Justiça adia júri de Marcelly Peretto e define novas regras para julgamento em Praia Grande
Por Santa Portal em 17/04/2026 às 05:00
O júri popular de Marcelly Peretto, acusada de envolvimento na morte do irmão, o comerciante Igor Peretto, foi adiado pela Justiça de São Paulo. Inicialmente previsto para agosto, o julgamento agora está marcado para o dia 26 de novembro, às 9h, no Fórum de Praia Grande.
A nova data foi definida após decisão que também analisou uma série de pedidos apresentados pelo Ministério Público e pela defesa, estabelecendo quais provas poderão ser utilizadas durante a sessão plenária.

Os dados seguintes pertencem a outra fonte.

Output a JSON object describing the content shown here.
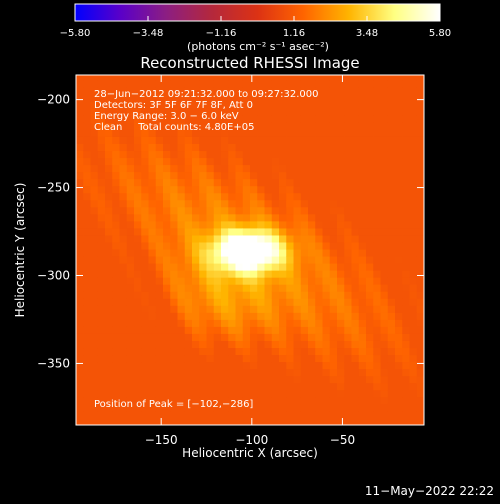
{
  "colorbar": {
    "min": -5.8,
    "max": 5.8,
    "tick_labels": [
      "−5.80",
      "−3.48",
      "−1.16",
      "1.16",
      "3.48",
      "5.80"
    ],
    "units_label": "(photons cm⁻² s⁻¹ asec⁻²)",
    "colors": [
      "#0000ff",
      "#5a00c8",
      "#8c1e82",
      "#b4283c",
      "#dc3214",
      "#ff6400",
      "#ffb400",
      "#ffff82",
      "#ffffff"
    ]
  },
  "chart_data": {
    "type": "heatmap",
    "title": "Reconstructed RHESSI Image",
    "xlabel": "Heliocentric X (arcsec)",
    "ylabel": "Heliocentric Y (arcsec)",
    "xlim": [
      -197,
      -5
    ],
    "ylim": [
      -385,
      -186
    ],
    "x_ticks": [
      -150,
      -100,
      -50
    ],
    "x_tick_labels": [
      "−150",
      "−100",
      "−50"
    ],
    "y_ticks": [
      -200,
      -250,
      -300,
      -350
    ],
    "y_tick_labels": [
      "−200",
      "−250",
      "−300",
      "−350"
    ],
    "peak": [
      -102,
      -286
    ],
    "peak_value": 5.8,
    "annotations": [
      "28−Jun−2012 09:21:32.000 to 09:27:32.000",
      "Detectors: 3F 5F 6F 7F 8F, Att 0",
      "Energy Range: 3.0 − 6.0 keV",
      "Clean     Total counts: 4.80E+05"
    ],
    "peak_annotation": "Position of Peak = [−102,−286]"
  },
  "footer": {
    "timestamp": "11−May−2022 22:22"
  }
}
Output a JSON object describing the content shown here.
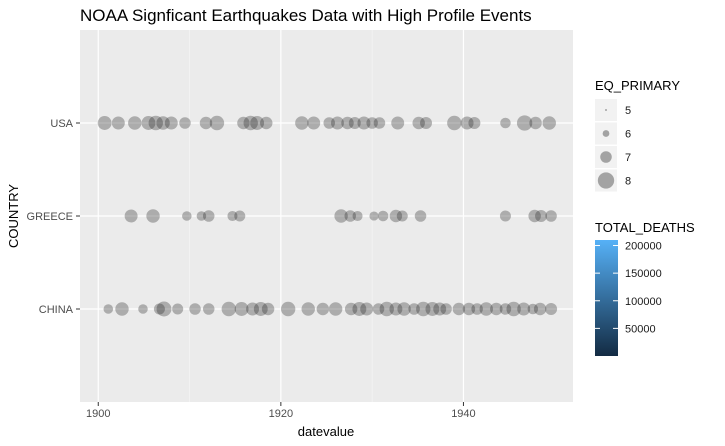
{
  "chart_data": {
    "type": "scatter",
    "title": "NOAA Signficant Earthquakes Data with High Profile Events",
    "xlabel": "datevalue",
    "ylabel": "COUNTRY",
    "xlim": [
      1898,
      1952
    ],
    "x_ticks": [
      "1900",
      "1920",
      "1940"
    ],
    "categories": [
      "CHINA",
      "GREECE",
      "USA"
    ],
    "grid": true,
    "legend_placement": "right",
    "size_legend": {
      "title": "EQ_PRIMARY",
      "labels": [
        "5",
        "6",
        "7",
        "8"
      ],
      "values": [
        5,
        6,
        7,
        8
      ]
    },
    "color_legend": {
      "title": "TOTAL_DEATHS",
      "labels": [
        "200000",
        "150000",
        "100000",
        "50000"
      ],
      "values": [
        200000,
        150000,
        100000,
        50000
      ],
      "range": [
        0,
        210000
      ],
      "low_color": "#132B43",
      "high_color": "#56B1F7"
    },
    "point_color": "#1a1a1a",
    "point_opacity": 0.3,
    "series": [
      {
        "category": "USA",
        "x": [
          1900.7,
          1902.2,
          1904.0,
          1905.5,
          1906.3,
          1907.1,
          1908.0,
          1909.5,
          1911.8,
          1913.0,
          1915.9,
          1916.7,
          1917.4,
          1918.4,
          1922.3,
          1923.6,
          1925.3,
          1926.2,
          1927.3,
          1928.1,
          1929.1,
          1930.0,
          1930.8,
          1932.8,
          1935.1,
          1935.9,
          1939.0,
          1940.4,
          1941.2,
          1944.6,
          1946.7,
          1947.9,
          1949.4
        ],
        "y": [
          7.5,
          7.3,
          7.4,
          7.5,
          7.6,
          7.4,
          7.3,
          7.0,
          7.2,
          7.6,
          7.2,
          7.6,
          7.5,
          7.2,
          7.4,
          7.3,
          7.0,
          7.3,
          7.2,
          7.1,
          7.3,
          7.0,
          7.0,
          7.3,
          7.2,
          7.1,
          7.6,
          7.3,
          7.1,
          6.8,
          7.8,
          7.2,
          7.4
        ]
      },
      {
        "category": "GREECE",
        "x": [
          1903.6,
          1906.0,
          1909.7,
          1911.3,
          1912.1,
          1914.7,
          1915.5,
          1926.6,
          1927.6,
          1928.4,
          1930.2,
          1931.2,
          1932.6,
          1933.3,
          1935.3,
          1944.6,
          1947.8,
          1948.5,
          1949.6
        ],
        "y": [
          7.3,
          7.4,
          6.6,
          6.6,
          7.0,
          6.7,
          6.9,
          7.4,
          7.0,
          6.7,
          6.5,
          6.8,
          7.2,
          6.9,
          7.0,
          6.9,
          7.2,
          7.1,
          7.0
        ]
      },
      {
        "category": "CHINA",
        "x": [
          1901.1,
          1902.6,
          1904.9,
          1906.7,
          1907.2,
          1908.7,
          1910.6,
          1912.1,
          1914.3,
          1915.7,
          1916.9,
          1917.8,
          1918.6,
          1920.8,
          1923.0,
          1924.6,
          1926.0,
          1927.7,
          1928.6,
          1929.4,
          1930.7,
          1931.6,
          1932.6,
          1933.5,
          1934.6,
          1935.6,
          1936.6,
          1937.4,
          1938.1,
          1939.5,
          1940.6,
          1941.5,
          1942.5,
          1943.6,
          1944.6,
          1945.5,
          1946.6,
          1947.6,
          1948.4,
          1949.6
        ],
        "y": [
          6.6,
          7.4,
          6.6,
          6.9,
          7.7,
          6.9,
          7.0,
          7.0,
          7.6,
          7.5,
          7.3,
          7.5,
          7.2,
          7.6,
          7.4,
          7.2,
          7.4,
          7.2,
          7.5,
          7.3,
          7.0,
          7.6,
          7.3,
          7.4,
          7.0,
          7.6,
          7.5,
          7.3,
          7.0,
          7.2,
          7.2,
          7.0,
          7.4,
          7.2,
          7.0,
          7.6,
          7.3,
          6.8,
          7.2,
          7.1
        ]
      }
    ]
  }
}
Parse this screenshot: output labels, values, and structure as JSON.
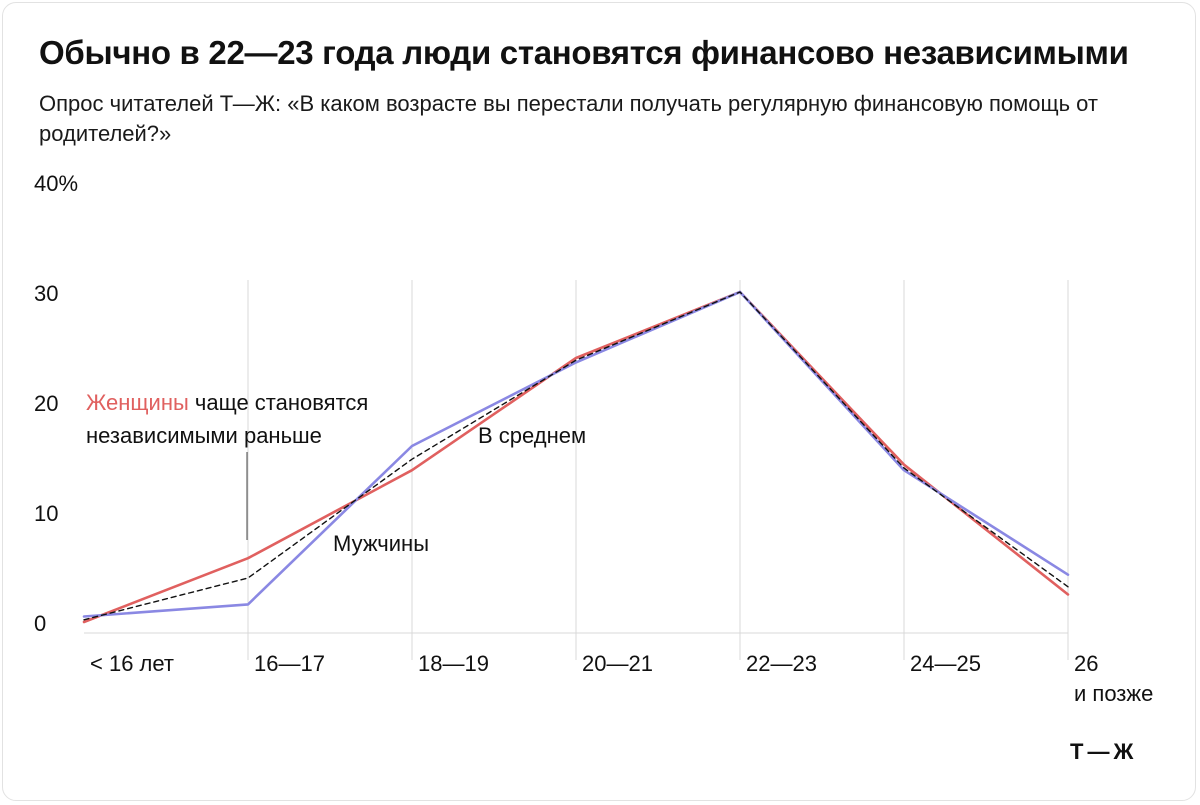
{
  "title": "Обычно в 22—23 года люди становятся финансово независимыми",
  "subtitle": "Опрос читателей Т—Ж: «В каком возрасте вы перестали получать регулярную финансовую помощь от родителей?»",
  "logo_text": "Т—Ж",
  "colors": {
    "women": "#e0605f",
    "men": "#8a88e3",
    "average": "#111111",
    "grid": "#d9d9d9",
    "text": "#111111"
  },
  "chart_data": {
    "type": "line",
    "categories": [
      "< 16 лет",
      "16—17",
      "18—19",
      "20—21",
      "22—23",
      "24—25",
      "26 и позже"
    ],
    "category_label_lines": [
      [
        "< 16 лет"
      ],
      [
        "16—17"
      ],
      [
        "18—19"
      ],
      [
        "20—21"
      ],
      [
        "22—23"
      ],
      [
        "24—25"
      ],
      [
        "26",
        "и позже"
      ]
    ],
    "ylim": [
      0,
      40
    ],
    "y_ticks": [
      0,
      10,
      20,
      30,
      40
    ],
    "y_tick_labels": [
      "0",
      "10",
      "20",
      "30",
      "40%"
    ],
    "grid": "vertical",
    "series": [
      {
        "key": "women",
        "values": [
          1.0,
          6.8,
          14.8,
          25.0,
          31.0,
          15.3,
          3.5
        ]
      },
      {
        "key": "men",
        "values": [
          1.5,
          2.6,
          17.0,
          24.6,
          31.0,
          14.8,
          5.3
        ]
      },
      {
        "key": "average",
        "values": [
          1.2,
          5.0,
          15.8,
          24.8,
          31.0,
          15.0,
          4.2
        ]
      }
    ],
    "annotations": {
      "women_highlight": "Женщины",
      "women_rest": " чаще становятся",
      "women_line2": "независимыми раньше",
      "average": "В среднем",
      "men": "Мужчины"
    }
  }
}
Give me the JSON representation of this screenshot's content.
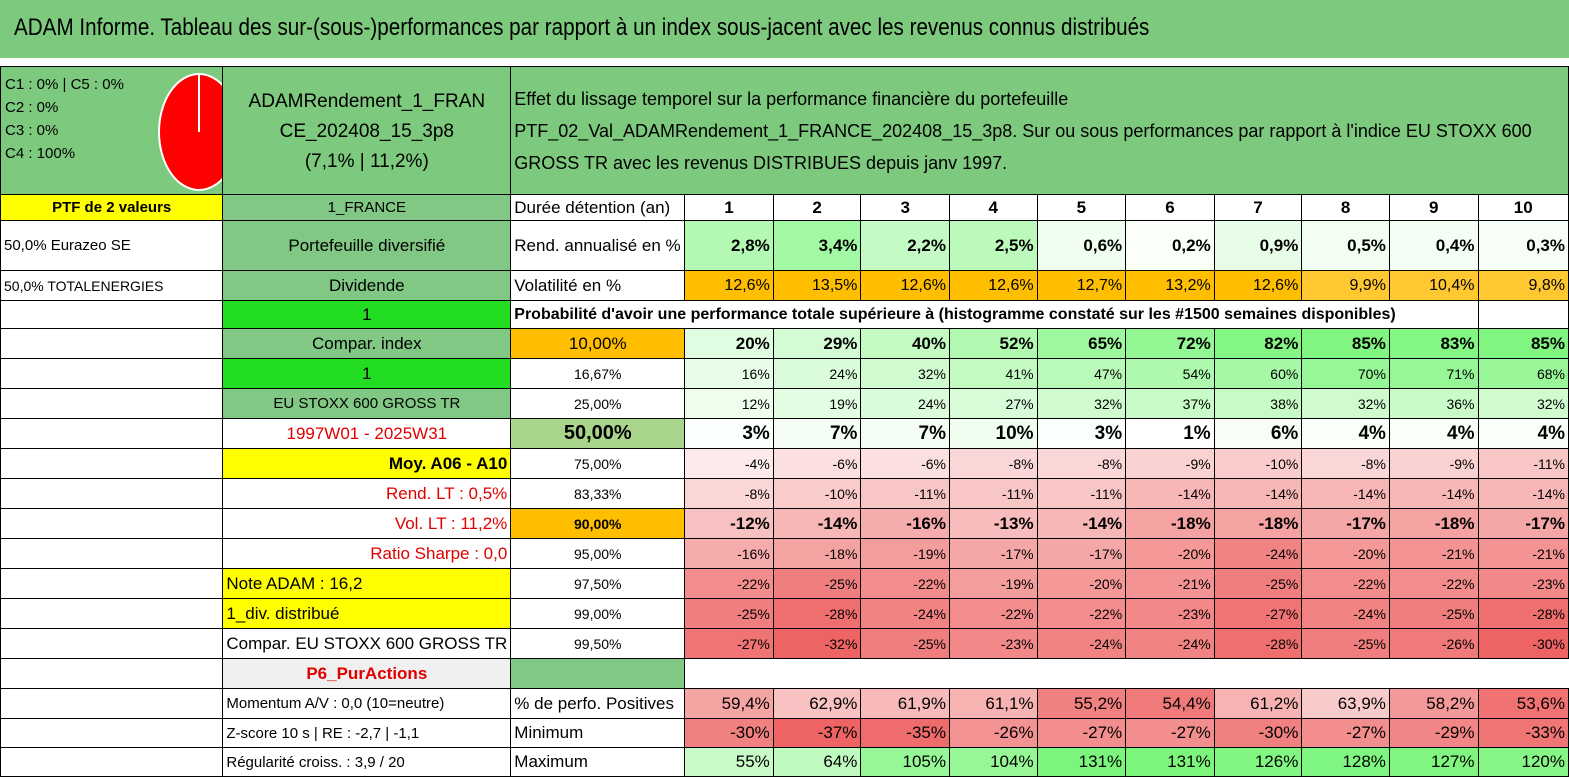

Igor Peretto foi morto a facadas dentro de um apartamento no Canto do Forte, em Praia Grande, na madrugada de 31 de agosto de 2024. Mário Vitorino, cunhado da vítima e acusado de ter desferido as facadas, também irá a júri popular, ainda sem data definida. A viúva de Igor, Rafaela Costa, teve a prisão preventiva revogada e foi solta em outubro do ano passado.
Entre as deliberações, o juiz autorizou a exibição da faca supostamente utilizada no crime diante dos jurados. Por outro lado, negou o uso do Google Maps em tempo real durante o julgamento, sob o entendimento de que a ferramenta poderia comprometer o direito de defesa, já que não permite conhecimento prévio do conteúdo a ser apresentado.
O magistrado também indeferiu a quebra de sigilo de dados telefônicos, apontando que a medida deveria ter sido solicitada durante a fase de instrução do processo. Além disso, ressaltou que informações sobre ligações e localização dos envolvidos já constam nos autos.
Outro ponto rejeitado foi a tentativa de incluir registros de atos infracionais da acusada quando ainda era menor de idade. Segundo a decisão, esses fatos não têm relação direta com o crime e não podem ser utilizados em prejuízo da ré.
Perícia e acesso a provas
A decisão ainda manteve o laudo pericial como foi produzido originalmente, sem retirada de tarjas nas imagens, para preservar a integridade técnica do documento. No entanto, foi autorizada a solicitação de cópias das fotos originais, sem edições, caso ainda existam nos arquivos da Polícia Civil.
Em relação às provas digitais, o juiz reforçou que o material completo não foi anexado aos autos devido ao grande volume e à presença de conteúdos irrelevantes para o caso. Os dados seguem armazenados sob custódia policial e podem ser acessados mediante solicitação.
Já quanto a vídeos e imagens relacionados a Pindamonhangaba, a Justiça determinou o fornecimento de um novo link à defesa, após alegação de dificuldade de acesso ao conteúdo anteriormente disponibilizado.
O juiz também validou as listas de testemunhas apresentadas pelas partes e determinou a atualização dos antecedentes da ré. Além disso, abriu vista ao Ministério Público para manifestação sobre um novo pedido de revogação da prisão preventiva de Marcelly.
Relembre o caso
Acionados para atender a uma ocorrência de “desentendimento” no prédio de Igor Peretto, policiais militares chegaram ao local por volta das 7h30 e foram recepcionados pela síndica. De acordo com essa testemunha, foram ouvidos muito barulho e gritos vindos de um apartamento do quarto andar. Como ninguém atendeu a campainha do imóvel, os PMs recorreram a um chaveiro para abri-lo.
No corredor e em outras partes do apartamento havia diversas manchas de sangue. O corpo de Igor foi encontrado caído em um quarto, próximo à janela. O imóvel estava bastante revirado, indicando a ocorrência de luta corporal. Com 22 centímetros de lâmina, uma faca foi encontrada no banheiro suja de sangue, sendo apreendida para ser submetida a perícia.
Mário Vitorino foi localizado e preso na manhã de 15 de setembro, em Torrinha, no interior de São Paulo, a 352km de onde ocorreu o crime. Mário estava foragido desde o dia 31 de agosto, quando ocorreu o crime.
O cunhado foi localizado por Tiago Peretto, irmão de Igor, após familiares receberem uma denúncia. Tiago, que é vereador em São Vicente, foi até Torrinha e localizou o foragido.
O juiz manteve três qualificadoras ao pronunciar Marcelly e Mário a júri popular: motivo torpe, meio cruel e recurso que dificultou a defesa da vítima. Ambos responderão por homicídio triplamente qualificado.